One other thing you may notice is that the actual data resides within an array called ‘applications’ within a parent array, which it categorised by “monthYear” (there are usually more of these but I have only included the latest one for the sake of brevity). It seems that Wappalyzer caches results every month which would allow you to query whether or not a particular stack had changed from month to month. This didn’t prove too much of a problem for this exercise since I am only really interested in the latest data, which is always at position 0 in the response.

One additional adjustment I wanted to do was to group the commonalities together, along with a count showing me the frequency with which they occurred in the original results. Using lodash this was achieved very simply.

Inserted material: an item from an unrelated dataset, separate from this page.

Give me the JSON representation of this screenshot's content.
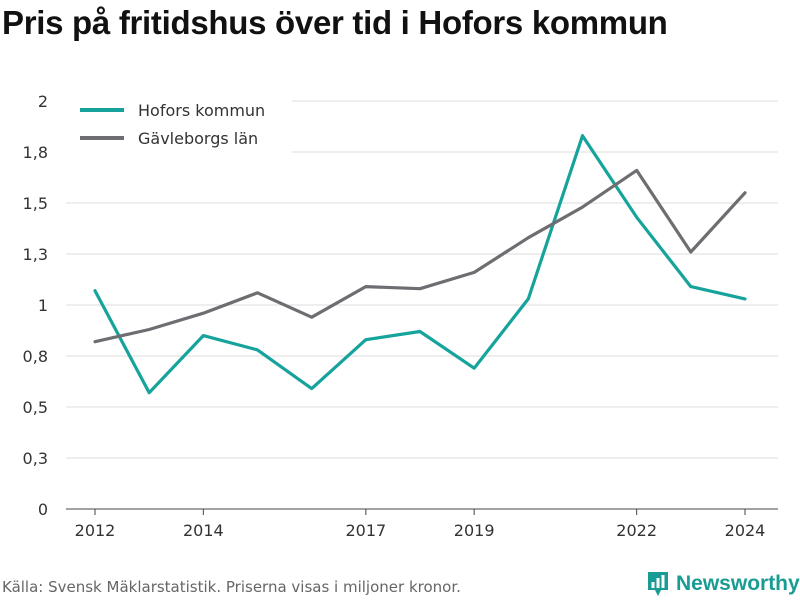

// get uniques with count/frequency
var frequencies = _.countBy(values);

// pass these sets to chartJS
var labels = Object.keys(frequencies);
var data = Object.values(frequencies);

Once I had the data in the various formats I needed to pass to my charting library, generating the actual charts themselves was just an exercise in reading the chartJS documentation and shamelessly deftly copy/pasting some basic configs from their set of examples to get the visuals I was after. A more extensive explanation of this may end up being included in a future article if one of us is ever seized by the desire to build something like this again.

Additional Challenges

I hit some snags when attempting to sort datasets in ascending or descending order (by frequency for example). Often, I was dealing with an array of objects and, even in the mighty lodash, had no way to grab the node containing the frequency values and use it for reordering. I ended up having to rewrite the part which generated the frequency pairs to essentially transform the object to a multidimensional array, sort it and then transform it back into an object.

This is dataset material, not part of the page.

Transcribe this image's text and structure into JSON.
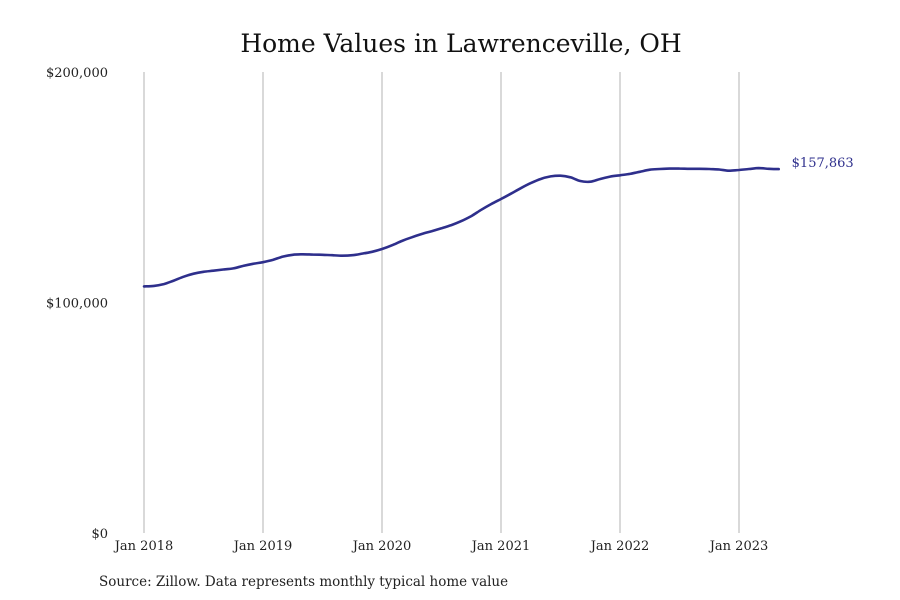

The final code for this looked like this:



// get uniques with count/frequency
var frequencies = _.countBy(values);

if(order)
{
	frequencies = _.toPairs(frequencies);
	console.log(frequencies);

	//frequencies = _.sortBy(frequencies, 1);
	//console.log(frequencies);

	frequencies = _.orderBy(frequencies, 1, 'desc');
	console.log(frequencies);

	frequencies = _.fromPairs(frequencies);
	console.log(frequencies);
}

// pass these sets to chartJS
var labels = Object.keys(frequencies);
var data = Object.values(frequencies);

Let’s talk about Colour pallets… specifically the process of auto-generating them whilst trying to ensure they aren’t vomit-inducing. I sank far too much time into this but ultimately settled on the excellent palette.js library maintained by Google. The main feature I was after was being able to reliably generate palettes of varying lengths, depending on the size of the given dataset, whilst being courteous to the aesthetic sensibilities of the viewer. FYI, this becomes increasingly difficult as datasets grow larger and larger, as you might imagine. In the end, the “Rainbow Palette”, formulated by a guy named Paul Tol, seemed to be the only one which covered all bases. If you’re into colours (and lets face it, who isn’t) I would definitely recommend having a look at his work.

In Conclusion

What started off as a straightforward question quickly snowballed into a mini-build with quite a lot of moving parts (sound familiar?) A fair amount of work went into laying the foundations in order for us to potentially use this mini framework for future infographics, which require remote data to be fetched and parsed, although none of this can be readily appreciated in the final front-facing build.

We’re working on getting our final code for the infographic published on github, including the original data we retrieved on our initial analysis. The mechanism we wrote to fetch and parse the initial data isn’t “ready for public consumption” so to speak, but we will publish this also if there is an appetite for it.

You can find the finished infographic in the lab, and also read some conclusions we drew about the data itself. Enjoy!